Let f (x) = x3-3x2-9x + m.1 find the monotone interval of F (x). 2 for X equation f (x), there are three real roots, find the value range of real number m!

1）f'(x)=3x^2-6x-9=3(x^2-2x-3)=3(x-3)(x+1)
We get the extreme point x = 3, - 1
Monotone increasing interval: x3
Monotone decreasing interval: - 1

It is known that the equation 3x2-10x + k = 0 about X has a real root, and the value of K is obtained
1. There is a positive root and a negative root. 2. Both roots are less than 2. 3. One is greater than 2 and one is less than 2

It is known that the equation 3x2-10x + k = 0 about X has a real root, and the value of K is obtained
1. There is a positive root and a negative root
Having a positive root and a negative root can be restricted by the following conditions:
Firstly, the discriminant = 100-12k > 0 can guarantee two unequal real roots;
If there are two different signs, then there is the product of two: K / 3

The interval of equation x & # 179; + 2x & # 178; - 1 = 0 with at least one real root is（

xy^2-x^2y x^3y^2-4x

xy^2-x^2y
=xy(y-x)
x^3y^2-4x
=x(x^2y^2-4)
=x(xy-2)(xy+2)

Given 2x-y = 1 / 3, xy = 2, how many steps does it take to find 4x ^ 3y-3x ^ 2Y ^ 2 + XY ^ 3

2X-Y=1/3
XY=2
4X^3y-3x^2y^2+xy^3
= 4X^3y-4x^2y^2+xy^3 + x^2y^2
= xy (4X^2-4xy+y^2) + x^2y^2
= xy(2x-y)^2 + x^2y^2
= 2 * (1/3)^2 + 2^2
= 2/9 +4
= 38/9

Given x + y = - 4, xy = - 12, find the value of Y + 1x + 1 + X + 1y + 1

The original formula = (y + 1) 2 + (x + 1) 2 (x + 1) (y + 1) = x2 + Y2 + 2 (x + y) + 2XY + X + y + 1 = (x + y) 2 − 2XY + 2 (x + y) + 2XY + X + y + 1 ∵ x + y = - 4, xy = - 12, the original formula = 16 + 24 − 8 + 2 − 12 − 4 + 1 = − 3415

Given x ^ 2 + y ^ 2 = 12, x + y = 4, then XY=
There is another question: x ^ 2-x +? = (x -?) ^ 2

(x+y)²=4²
x²+2xy+y²=4²
2xy+12=16
2xy=4
xy=2
x²-x+1/4=(x-1/2)²
If you don't understand this question, you can ask,

There is a calculation problem: "calculate the value of (2x-3xy-2xy) - (x-2x + y) + (- x + 3xy-y), where" x = 1 / 2, y = - 1 ". Student a mistook x = 1 / 2 for x = - 1 / 2, but the calculation result is still correct. What do you say?

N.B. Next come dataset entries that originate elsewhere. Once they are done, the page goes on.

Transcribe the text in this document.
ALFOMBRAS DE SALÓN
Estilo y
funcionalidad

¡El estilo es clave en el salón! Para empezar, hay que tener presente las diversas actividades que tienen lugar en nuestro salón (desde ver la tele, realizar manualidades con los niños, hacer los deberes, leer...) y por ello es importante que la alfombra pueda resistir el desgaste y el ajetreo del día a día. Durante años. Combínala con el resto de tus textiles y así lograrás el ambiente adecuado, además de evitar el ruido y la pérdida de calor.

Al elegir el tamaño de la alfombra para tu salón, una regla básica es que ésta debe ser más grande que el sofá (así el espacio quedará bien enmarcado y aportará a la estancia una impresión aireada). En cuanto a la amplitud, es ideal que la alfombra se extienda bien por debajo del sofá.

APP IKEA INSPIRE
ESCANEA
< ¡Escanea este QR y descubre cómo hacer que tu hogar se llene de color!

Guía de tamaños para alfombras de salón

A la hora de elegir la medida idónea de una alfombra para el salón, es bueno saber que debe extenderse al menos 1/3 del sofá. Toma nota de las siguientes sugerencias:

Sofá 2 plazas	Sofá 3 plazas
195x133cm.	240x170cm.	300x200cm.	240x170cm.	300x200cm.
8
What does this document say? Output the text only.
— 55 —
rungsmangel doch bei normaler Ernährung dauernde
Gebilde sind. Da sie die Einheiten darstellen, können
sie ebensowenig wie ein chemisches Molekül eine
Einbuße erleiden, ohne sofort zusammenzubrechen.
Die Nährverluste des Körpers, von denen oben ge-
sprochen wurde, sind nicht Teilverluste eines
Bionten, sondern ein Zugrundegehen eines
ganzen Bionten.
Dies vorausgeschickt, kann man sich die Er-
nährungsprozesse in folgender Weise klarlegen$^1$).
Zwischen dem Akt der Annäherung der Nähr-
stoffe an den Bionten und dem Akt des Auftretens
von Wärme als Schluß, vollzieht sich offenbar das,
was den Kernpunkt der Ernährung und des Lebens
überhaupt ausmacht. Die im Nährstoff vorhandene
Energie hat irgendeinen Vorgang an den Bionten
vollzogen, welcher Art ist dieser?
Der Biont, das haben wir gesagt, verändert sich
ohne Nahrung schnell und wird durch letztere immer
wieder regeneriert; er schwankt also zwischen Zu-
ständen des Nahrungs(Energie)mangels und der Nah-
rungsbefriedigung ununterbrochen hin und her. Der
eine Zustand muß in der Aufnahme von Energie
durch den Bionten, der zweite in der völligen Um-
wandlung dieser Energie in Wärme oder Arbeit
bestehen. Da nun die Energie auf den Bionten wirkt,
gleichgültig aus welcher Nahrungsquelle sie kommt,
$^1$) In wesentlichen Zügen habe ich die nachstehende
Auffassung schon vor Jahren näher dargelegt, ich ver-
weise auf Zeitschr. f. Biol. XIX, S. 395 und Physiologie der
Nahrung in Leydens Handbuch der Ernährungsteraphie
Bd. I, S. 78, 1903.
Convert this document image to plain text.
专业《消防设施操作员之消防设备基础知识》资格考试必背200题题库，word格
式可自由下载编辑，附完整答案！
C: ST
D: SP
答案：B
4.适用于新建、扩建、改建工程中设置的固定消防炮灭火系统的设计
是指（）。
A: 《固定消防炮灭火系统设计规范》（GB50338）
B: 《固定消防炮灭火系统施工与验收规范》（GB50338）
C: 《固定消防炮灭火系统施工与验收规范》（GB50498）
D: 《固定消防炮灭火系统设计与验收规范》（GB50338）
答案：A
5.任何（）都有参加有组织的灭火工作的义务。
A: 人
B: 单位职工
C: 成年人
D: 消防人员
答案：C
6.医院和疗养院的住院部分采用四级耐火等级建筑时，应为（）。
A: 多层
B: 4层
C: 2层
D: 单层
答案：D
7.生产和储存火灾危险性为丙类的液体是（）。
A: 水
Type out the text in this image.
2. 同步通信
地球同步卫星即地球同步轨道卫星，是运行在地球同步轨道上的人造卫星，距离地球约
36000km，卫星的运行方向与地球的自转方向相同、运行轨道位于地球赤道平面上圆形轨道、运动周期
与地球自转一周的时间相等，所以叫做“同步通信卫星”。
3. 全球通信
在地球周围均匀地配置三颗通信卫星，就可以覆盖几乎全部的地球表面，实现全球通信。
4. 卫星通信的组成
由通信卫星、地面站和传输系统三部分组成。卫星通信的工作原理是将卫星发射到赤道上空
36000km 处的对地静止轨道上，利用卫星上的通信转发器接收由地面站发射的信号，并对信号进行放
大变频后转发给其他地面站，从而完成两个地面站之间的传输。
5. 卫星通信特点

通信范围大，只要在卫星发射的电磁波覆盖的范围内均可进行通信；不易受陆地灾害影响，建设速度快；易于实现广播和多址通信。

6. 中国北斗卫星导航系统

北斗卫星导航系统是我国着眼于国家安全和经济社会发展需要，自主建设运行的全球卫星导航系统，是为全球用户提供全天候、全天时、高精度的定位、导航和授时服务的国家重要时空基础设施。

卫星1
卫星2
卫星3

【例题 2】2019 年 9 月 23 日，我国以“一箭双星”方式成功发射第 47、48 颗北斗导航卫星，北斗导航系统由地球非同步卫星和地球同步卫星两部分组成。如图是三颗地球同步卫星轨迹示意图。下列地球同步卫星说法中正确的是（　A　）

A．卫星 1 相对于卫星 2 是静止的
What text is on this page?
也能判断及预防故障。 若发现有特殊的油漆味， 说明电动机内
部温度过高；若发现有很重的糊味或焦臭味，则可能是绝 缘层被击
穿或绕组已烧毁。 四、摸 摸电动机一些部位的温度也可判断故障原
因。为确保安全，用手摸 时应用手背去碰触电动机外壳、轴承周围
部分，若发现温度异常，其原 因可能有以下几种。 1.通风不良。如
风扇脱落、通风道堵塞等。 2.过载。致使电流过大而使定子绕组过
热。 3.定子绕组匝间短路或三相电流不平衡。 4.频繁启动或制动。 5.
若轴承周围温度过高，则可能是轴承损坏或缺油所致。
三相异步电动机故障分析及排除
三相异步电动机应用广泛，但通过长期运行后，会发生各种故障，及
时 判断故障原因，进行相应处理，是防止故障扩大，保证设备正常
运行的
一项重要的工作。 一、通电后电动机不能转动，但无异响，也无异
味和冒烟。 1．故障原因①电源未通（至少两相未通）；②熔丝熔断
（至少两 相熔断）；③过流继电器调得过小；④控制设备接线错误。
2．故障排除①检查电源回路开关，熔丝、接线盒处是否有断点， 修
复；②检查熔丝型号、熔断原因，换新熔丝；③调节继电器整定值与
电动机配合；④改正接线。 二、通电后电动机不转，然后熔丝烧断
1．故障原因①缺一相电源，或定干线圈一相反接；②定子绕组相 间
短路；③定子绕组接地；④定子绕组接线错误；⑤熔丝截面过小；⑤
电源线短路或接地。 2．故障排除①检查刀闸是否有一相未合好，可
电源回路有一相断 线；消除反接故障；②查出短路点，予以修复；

Polynomials have nothing to do with the value of X. you can know it by combining the object like terms yourself

[6xy ^ 2 multiplied by (- 2XY) ^ 2-24x ^ 5Y ^ 6 divided by (- 2XY) ^ 2] divided by (- 3xy ^ 2) ^ 2, where x = 2, y = 2003

[6xy ^ 2 * (- 2XY) ^ 2-24x ^ 5Y ^ 6 / (- 2XY) ^ 2] / (- 3xy ^ 2) ^ 2 = [6xy ^ 2 * 4x ^ 2Y ^ 2-24x ^ 5Y ^ 6 / (4x ^ 2Y ^ 2)] / (9x ^ 2Y ^ 4) = (24x ^ 3Y ^ 4-6x ^ 3Y ^ 4) / (9x ^ 2Y ^ 4) = (18x ^ 3Y ^ 4) / (9x ^ 2Y ^ 4) = 2x because x = 2, the original formula = 2x = 4

The first (- 3xy ^ 2) ^ 2 multiplied by 2XY divided by 3x ^ 2Y ^ 5, and the second (X-Y) ^ 5 divided by (Y-X) ^ 3 requires a process

(- 3xy ^ 2) ^ 2 multiplied by 2XY divided by (3x ^ 2Y ^ 5)? = (9x & # 178; y ^ 4) * 2XY / (3x ^ 2Y ^ 5) = 18x ^ (2 + 1) y ^ (4 + 1) / (3x ^ 2Y ^ 5) = 6x ^ (3-2) y ^ (5-5) = 6xy ^ 0 = 6x (X-Y) ^ 5 divided by (Y-X) ^ 3? = - (Y-X) ^ 5 / (Y-X) ^ 3 = - (Y-X) ^ (5-3) = - (Y-X) &# 178

Let f (x) = x3-3x2-9x + m.1 find the monotone interval of F (x). 2 for X equation f (x), there are three real roots, find the value range of real number m!